Foto: o ministro britânico para a Europa, David
Lidington, e a diretora do
Utrikespolistika Institutet, Anna Jardfelt, em Estocolmo no dia 02 de outubro de 2012. Fonte: arquivo pessoal.
Por Gabriela Prado
Em tempos de crise do euro
e crise na União Europeia (UE), os contrastes dentro do continente europeu
ficam mais visíveis — vide post anterior, sobre a pesquisa Transatlantic Trends
2012, publicado em 03 de outubro — e a ambiguidade do projeto europeu de
integrar e respeitar as individualidades ao mesmo tempo fica praticamente
palpável. Não se trata aqui de acrescentar uma voz ao coro que prega o fim da
UE — até porque como já vimos a maior parte dos europeus de fato acredita no
projeto (segundo a Transatlantic Trends 2012, 61% acham que a UE foi positiva
para seus países), mas de observar de perto as expectativas para o futuro.
No dia 02 de outubro o
ministro britânico para a Europa, David Lidington, esteve no Instituto de Política Externa sueco (Ui)
para falar sobre como o Reino Unido vê a Europa. Durante mais de uma hora o
ministro falou e respondeu à perguntas sobre os desafios à frente para a UE, o
compromisso que o Reino Unido pretende — ou não — assumir e sobre algumas
similaridades entre as políticas britânica e sueca em relação à UE. E deixou bem
claro: o Reino Unido quer participar ativamente da UE, desde que o bloco
respeite as diferenças e particularidades de cada Estado-membro. Participar
sim, mas com autonomia.
Os três principais desafios
levantados pelo ministro foram: competitividade, comprometer-se a olhar para
fora e ter responsabilidade democrática. Segundo Lidington, a Europa vai
precisar ser mais competitiva frente às economias emergentes da América Latina
e ao gigante chinês se quiser manter o status e os benefícios sociais que tem hoje,
por exemplo. Ainda que o mercado comum tenha sido um excelente passo nessa
direção, existem poucos avanços em áreas estratégicas como um mercado comum no
âmbito digital e energético, setores-chave para melhorar a competitividade do
bloco. É preciso também tornar as regras mais “business-friendly” - leia-se flexibilização
- e investir em acordos ambiciosos de livre comércio com países-chave, como o
acordo com a Coreia do Sul que entrou provisoriamente em vigor em 2011.

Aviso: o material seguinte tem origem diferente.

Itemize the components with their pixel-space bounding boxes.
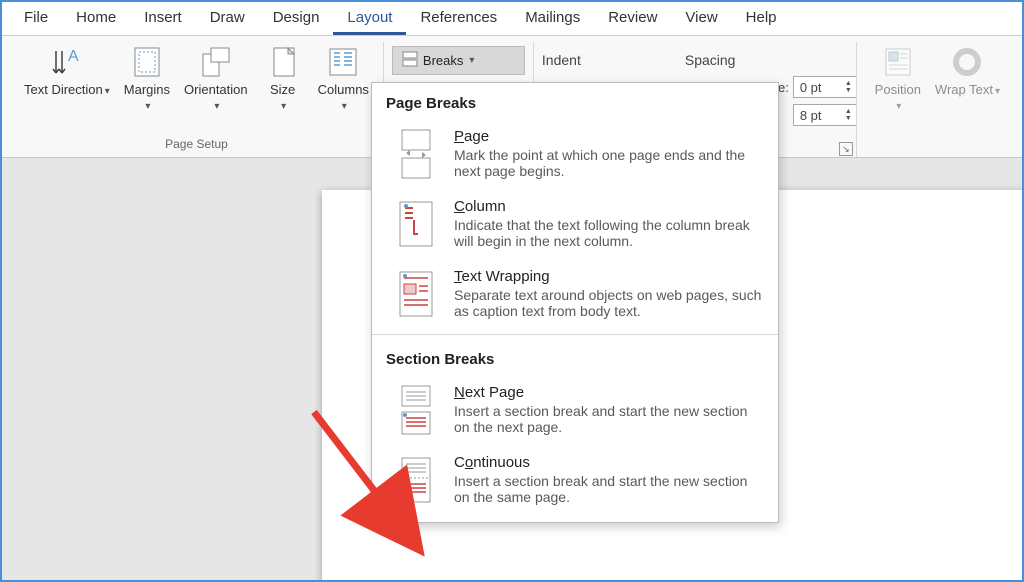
columns-button[interactable]: Columns ▾	[312, 42, 375, 116]
spacing-before-value: 0 pt	[800, 80, 822, 95]
chevron-down-icon: ▾	[105, 86, 110, 97]
chevron-down-icon: ▾	[281, 101, 286, 112]
breaks-label: Breaks	[423, 53, 463, 68]
chevron-down-icon: ▾	[145, 101, 150, 112]
text-direction-button[interactable]: A Text Direction▾	[18, 42, 116, 101]
tab-draw[interactable]: Draw	[196, 1, 259, 35]
breaks-button[interactable]: Breaks ▾	[392, 46, 525, 75]
menu-item-column[interactable]: Column Indicate that the text following …	[372, 190, 778, 260]
chevron-down-icon: ▾	[214, 101, 219, 112]
page-break-icon	[392, 128, 440, 180]
menu-divider	[372, 334, 778, 335]
position-label: Position	[875, 82, 921, 97]
menu-item-page[interactable]: Page Mark the point at which one page en…	[372, 120, 778, 190]
tab-layout[interactable]: Layout	[333, 1, 406, 35]
tab-insert[interactable]: Insert	[130, 1, 196, 35]
tab-view[interactable]: View	[671, 1, 731, 35]
breaks-icon	[401, 50, 419, 71]
spinner-arrows-icon[interactable]: ▲▼	[843, 79, 854, 95]
wrap-text-label: Wrap Text	[935, 82, 993, 97]
columns-icon	[325, 44, 361, 80]
section-next-page-icon	[392, 384, 440, 436]
menu-item-title: Page	[454, 128, 764, 145]
tab-mailings[interactable]: Mailings	[511, 1, 594, 35]
orientation-button[interactable]: Orientation ▾	[178, 42, 254, 116]
spacing-before-input[interactable]: 0 pt ▲▼	[793, 76, 857, 98]
text-direction-icon: A	[49, 44, 85, 80]
orientation-icon	[198, 44, 234, 80]
menu-item-title: Next Page	[454, 384, 764, 401]
ribbon-tabs: File Home Insert Draw Design Layout Refe…	[2, 2, 1022, 36]
group-label-page-setup: Page Setup	[10, 135, 383, 155]
chevron-down-icon: ▾	[896, 101, 901, 112]
svg-text:A: A	[68, 48, 79, 65]
columns-label: Columns	[318, 82, 369, 97]
menu-item-next-page[interactable]: Next Page Insert a section break and sta…	[372, 376, 778, 446]
spacing-fields: e: 0 pt ▲▼ e: 8 pt ▲▼ ↘	[778, 76, 857, 160]
tab-help[interactable]: Help	[732, 1, 791, 35]
spacing-after-value: 8 pt	[800, 108, 822, 123]
tab-references[interactable]: References	[406, 1, 511, 35]
size-icon	[265, 44, 301, 80]
margins-label: Margins	[124, 82, 170, 97]
menu-item-desc: Separate text around objects on web page…	[454, 287, 764, 319]
tab-design[interactable]: Design	[259, 1, 334, 35]
group-page-setup: A Text Direction▾ Margins▾ Orientation▾	[10, 42, 384, 157]
paragraph-dialog-launcher[interactable]: ↘	[839, 142, 853, 156]
text-direction-label: Text Direction	[24, 82, 103, 97]
size-button[interactable]: Size ▾	[256, 42, 310, 116]
tab-review[interactable]: Review	[594, 1, 671, 35]
section-continuous-icon	[392, 454, 440, 506]
position-icon	[880, 44, 916, 80]
position-button[interactable]: Position ▾	[869, 42, 927, 116]
menu-header-page-breaks: Page Breaks	[372, 83, 778, 120]
menu-item-desc: Insert a section break and start the new…	[454, 473, 764, 505]
menu-item-desc: Indicate that the text following the col…	[454, 217, 764, 249]
menu-item-continuous[interactable]: Continuous Insert a section break and st…	[372, 446, 778, 516]
margins-icon	[129, 44, 165, 80]
group-arrange: Position▾ Wrap Text▾	[856, 42, 1014, 157]
text-wrapping-break-icon	[392, 268, 440, 320]
indent-label: Indent	[542, 52, 581, 68]
menu-item-desc: Insert a section break and start the new…	[454, 403, 764, 435]
menu-item-text-wrapping[interactable]: Text Wrapping Separate text around objec…	[372, 260, 778, 330]
menu-item-title: Text Wrapping	[454, 268, 764, 285]
spinner-arrows-icon[interactable]: ▲▼	[843, 107, 854, 123]
wrap-text-icon	[949, 44, 985, 80]
chevron-down-icon: ▾	[342, 101, 347, 112]
menu-header-section-breaks: Section Breaks	[372, 339, 778, 376]
margins-button[interactable]: Margins ▾	[118, 42, 176, 116]
breaks-menu: Page Breaks Page Mark the point at which…	[371, 82, 779, 523]
chevron-down-icon: ▾	[995, 86, 1000, 97]
menu-item-desc: Mark the point at which one page ends an…	[454, 147, 764, 179]
spacing-before-label: e:	[778, 80, 789, 95]
tab-file[interactable]: File	[10, 1, 62, 35]
size-label: Size	[270, 82, 295, 97]
chevron-down-icon: ▾	[469, 55, 474, 66]
menu-item-title: Column	[454, 198, 764, 215]
wrap-text-button[interactable]: Wrap Text▾	[929, 42, 1006, 101]
menu-item-title: Continuous	[454, 454, 764, 471]
column-break-icon	[392, 198, 440, 250]
orientation-label: Orientation	[184, 82, 248, 97]
spacing-label: Spacing	[685, 52, 736, 68]
spacing-after-input[interactable]: 8 pt ▲▼	[793, 104, 857, 126]
tab-home[interactable]: Home	[62, 1, 130, 35]
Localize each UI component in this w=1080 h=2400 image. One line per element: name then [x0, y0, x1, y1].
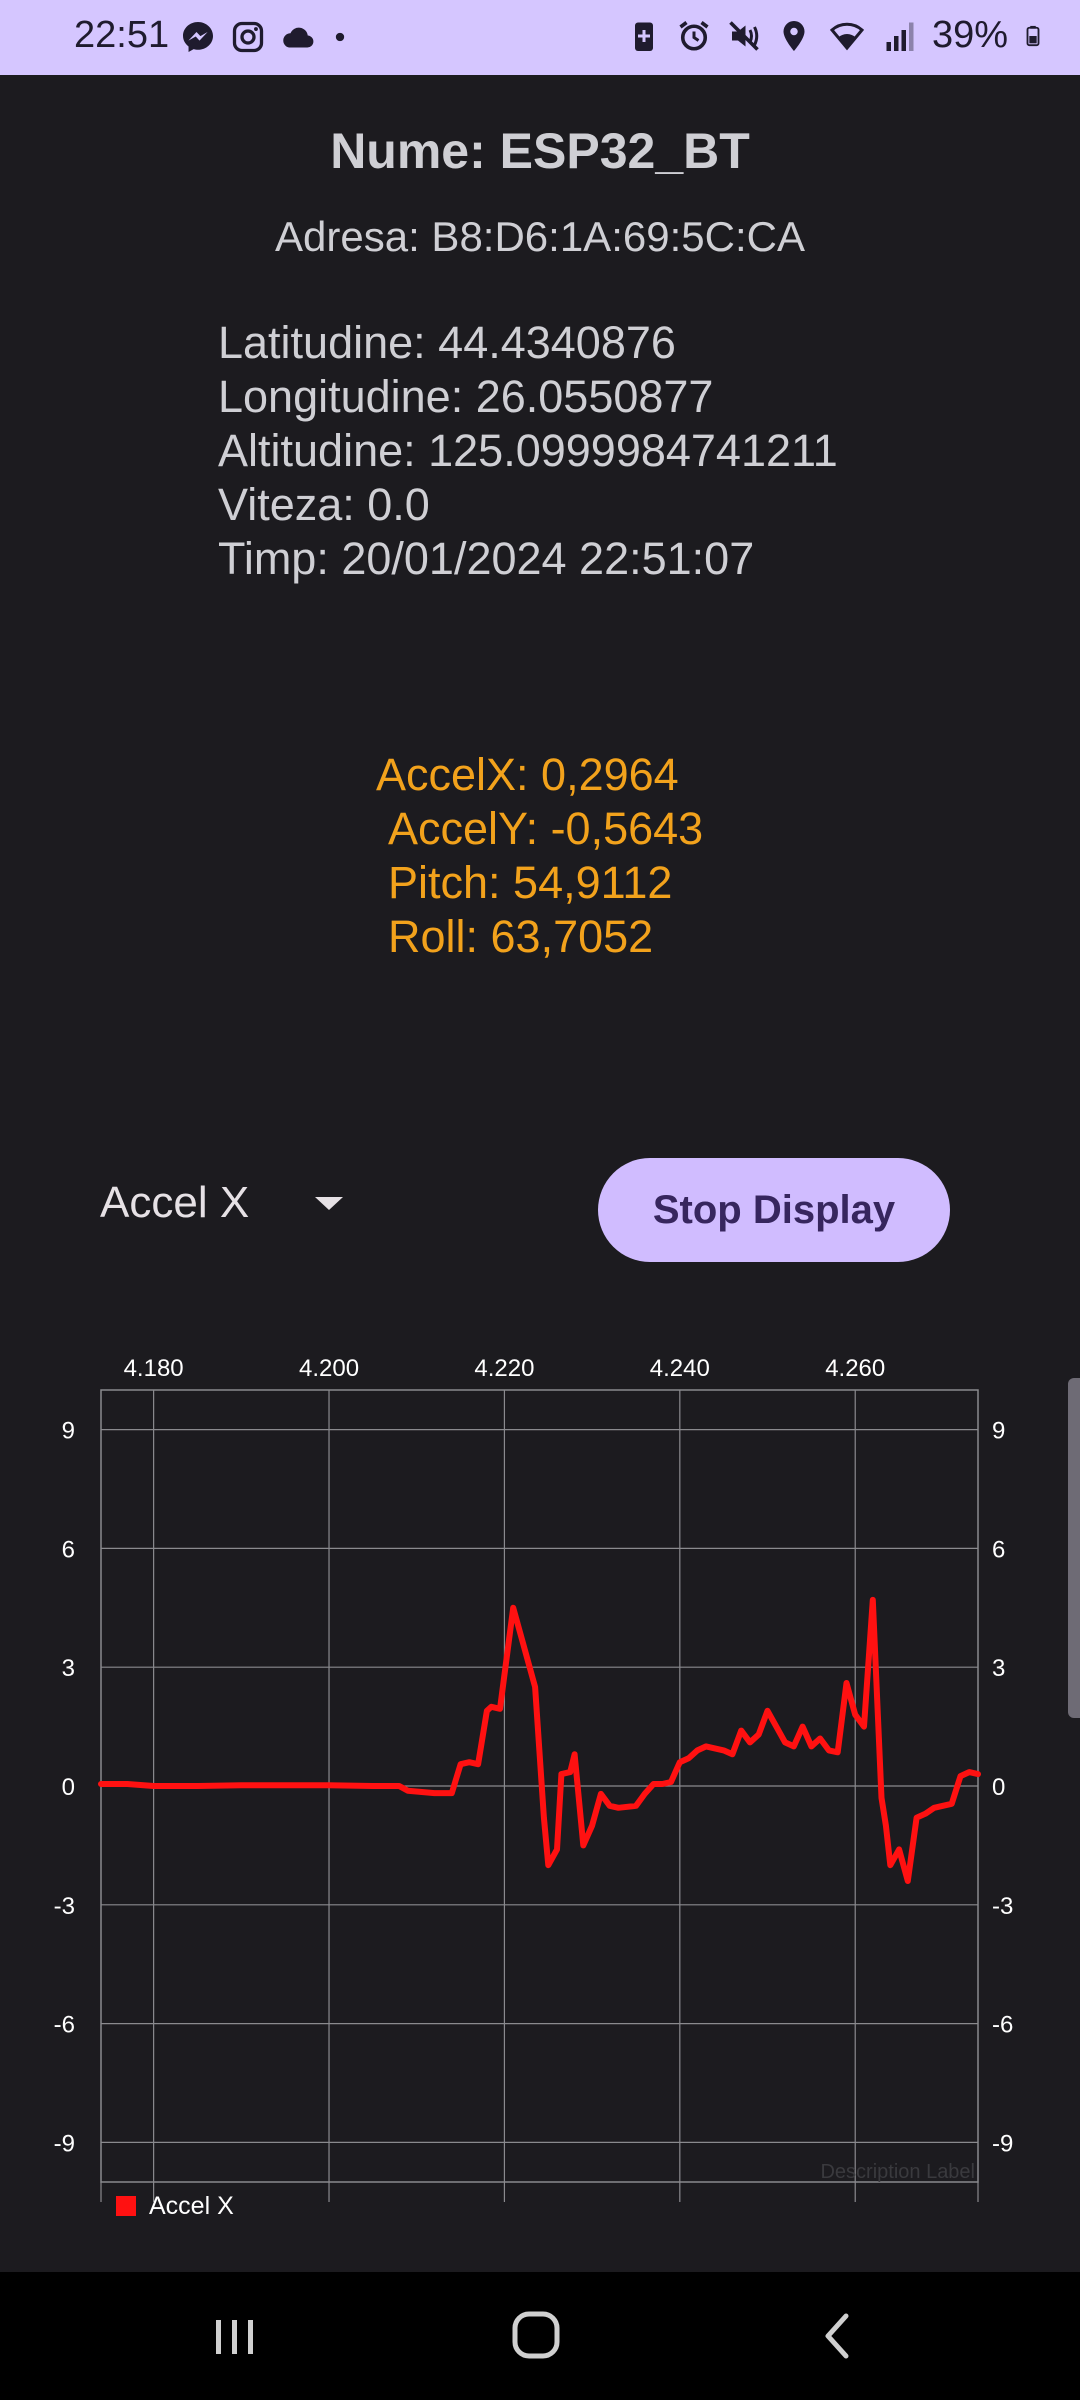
y-tick-label-left: 9: [62, 1418, 75, 1445]
home-icon[interactable]: [496, 2302, 576, 2370]
y-tick-label-right: 3: [992, 1655, 1005, 1682]
back-icon[interactable]: [798, 2302, 878, 2370]
y-tick-label-right: -9: [992, 2130, 1013, 2157]
accel-chart[interactable]: 9 9 6 6 3 3 0 0 -3 -3 -6 -6 -9 -9 4.180 4.200 4.220 4.240…: [0, 1330, 1080, 2240]
location-icon: [783, 20, 805, 51]
alarm-icon: [679, 20, 709, 51]
accel-x-text: AccelX: 0,2964: [376, 749, 679, 800]
latitude-text: Latitudine: 44.4340876: [218, 317, 676, 368]
status-time: 22:51: [74, 14, 170, 56]
y-tick-label-left: -3: [54, 1893, 75, 1920]
dropdown-arrow-icon: [315, 1196, 344, 1210]
navigation-bar: [0, 2272, 1080, 2400]
x-tick-label: 4.180: [124, 1355, 184, 1382]
status-bar: 22:51 39%: [0, 0, 1080, 75]
altitude-text: Altitudine: 125.0999984741211: [218, 425, 838, 476]
recent-apps-icon[interactable]: [194, 2302, 274, 2370]
legend-swatch: [116, 2196, 136, 2216]
stop-display-button[interactable]: Stop Display: [598, 1158, 950, 1262]
battery-percent: 39%: [931, 14, 1008, 56]
notification-icons: [180, 19, 350, 55]
x-tick-label: 4.260: [825, 1355, 885, 1382]
sensor-readings: AccelX: 0,2964 AccelY: -0,5643 Pitch: 54…: [376, 748, 703, 964]
sensor-dropdown[interactable]: Accel X: [100, 1178, 344, 1228]
scrollbar-handle[interactable]: [1068, 1378, 1080, 1718]
battery-saver-icon: [634, 22, 653, 51]
y-tick-label-left: -9: [54, 2130, 75, 2157]
messenger-icon: [183, 22, 213, 52]
dropdown-selected-value: Accel X: [100, 1178, 250, 1227]
gps-info: Latitudine: 44.4340876 Longitudine: 26.0…: [218, 316, 838, 586]
wifi-icon: [829, 22, 865, 50]
y-tick-label-left: 3: [62, 1655, 75, 1682]
longitude-text: Longitudine: 26.0550877: [218, 371, 714, 422]
device-address: Adresa: B8:D6:1A:69:5C:CA: [275, 213, 805, 260]
pitch-text: Pitch: 54,9112: [388, 857, 673, 908]
description-label: Description Label: [820, 2161, 975, 2183]
y-tick-label-left: -6: [54, 2012, 75, 2039]
instagram-icon: [232, 21, 264, 53]
cloud-icon: [283, 27, 314, 48]
x-tick-label: 4.200: [299, 1355, 359, 1382]
battery-icon: [1026, 25, 1040, 46]
x-tick-label: 4.240: [650, 1355, 710, 1382]
y-tick-label-left: 0: [62, 1774, 75, 1801]
y-tick-label-right: 0: [992, 1774, 1005, 1801]
roll-text: Roll: 63,7052: [388, 911, 654, 962]
dot-icon: [335, 32, 345, 42]
mute-icon: [729, 20, 759, 51]
series-line-accel-x: [98, 1596, 981, 1884]
y-tick-label-right: 6: [992, 1536, 1005, 1563]
system-icons: 39%: [626, 14, 1044, 57]
y-tick-label-right: -3: [992, 1893, 1013, 1920]
device-name: Nume: ESP32_BT: [330, 123, 750, 179]
x-tick-label: 4.220: [474, 1355, 534, 1382]
y-tick-label-right: 9: [992, 1418, 1005, 1445]
y-tick-label-right: -6: [992, 2012, 1013, 2039]
signal-icon: [886, 22, 914, 51]
legend-label: Accel X: [149, 2192, 234, 2220]
accel-y-text: AccelY: -0,5643: [388, 803, 704, 854]
y-tick-label-left: 6: [62, 1536, 75, 1563]
gps-time-text: Timp: 20/01/2024 22:51:07: [218, 533, 755, 584]
speed-text: Viteza: 0.0: [218, 479, 430, 530]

Pensando ainda na expansão
das relações para fora do que hoje é o bloco europeu, Lindinton foi claro ao
defender a inclusão dos países a leste dos Bálcãs e da Turquia — desde que,
claro, cumpram com as condições necessárias para a entrada no bloco. É curioso
que haja uma defesa tão categórica dessa ampliação em um momento de crise como
esse (resultada parcialmente de uma integração muito rápida e pouco monitorada
de economias tão diferentes), mas compreensível sob a luz da necessidade de
maior dinamismo a determinadas áreas da economia europeia.
No que diz respeito à
responsabilidade democrática, o governo britânico considera que a UE precisa
aprender a lidar com as demandas democráticas dos países: usar ou não o euro,
fazer ou não parte do espaço Shengen e por aí vai. Não é surpresa que essa seja
uma demanda do Reino Unido que, por motivos próprios, não participa nem do
espaço Shengen e nem adotou o euro. A Europa precisa, assim, “respeitar a
diversidade” ao tratar de como os países vão se integrar, e será necessário
para isso uma nova arquitetura da UE – diferente desta que está sendo moldada
desde os anos 50.
A questão sobre a “nova
arquitetura” da Europa, assim, é absolutamente central para a Europa em geral e
para o Reino Unido em especial, que quer fazer parte mas não quer abrir mão de
sua identidade e autonomia (não era essa uma das condições dos tais blocos
econômicos?). O governo britânico busca uma forma de “estar na Europa mas sem
ser governado por ela”, o que resume a percepção e objetivo britânicos para o
continente. Num âmbito em que as nuances são fundamentais, como declarou a
ex-secretária sueca para a Europa, a declaração acima não deixa dúvidas sobre a
direção que o Reino Unido defende para a UE. Ficamos esperando os próximos
capítulos.
Gabriela
Prado é internacionalista formada pelo Unicuritiba em 2009 e concluiu em 2012 o
MSc International Business Negotiation pela École Supérieure du Commerce de
Rennes. Atualmente mora em Estocolmo e é membro do Utrikespolitiska Institutet
(Swedish Institute of International Affairs).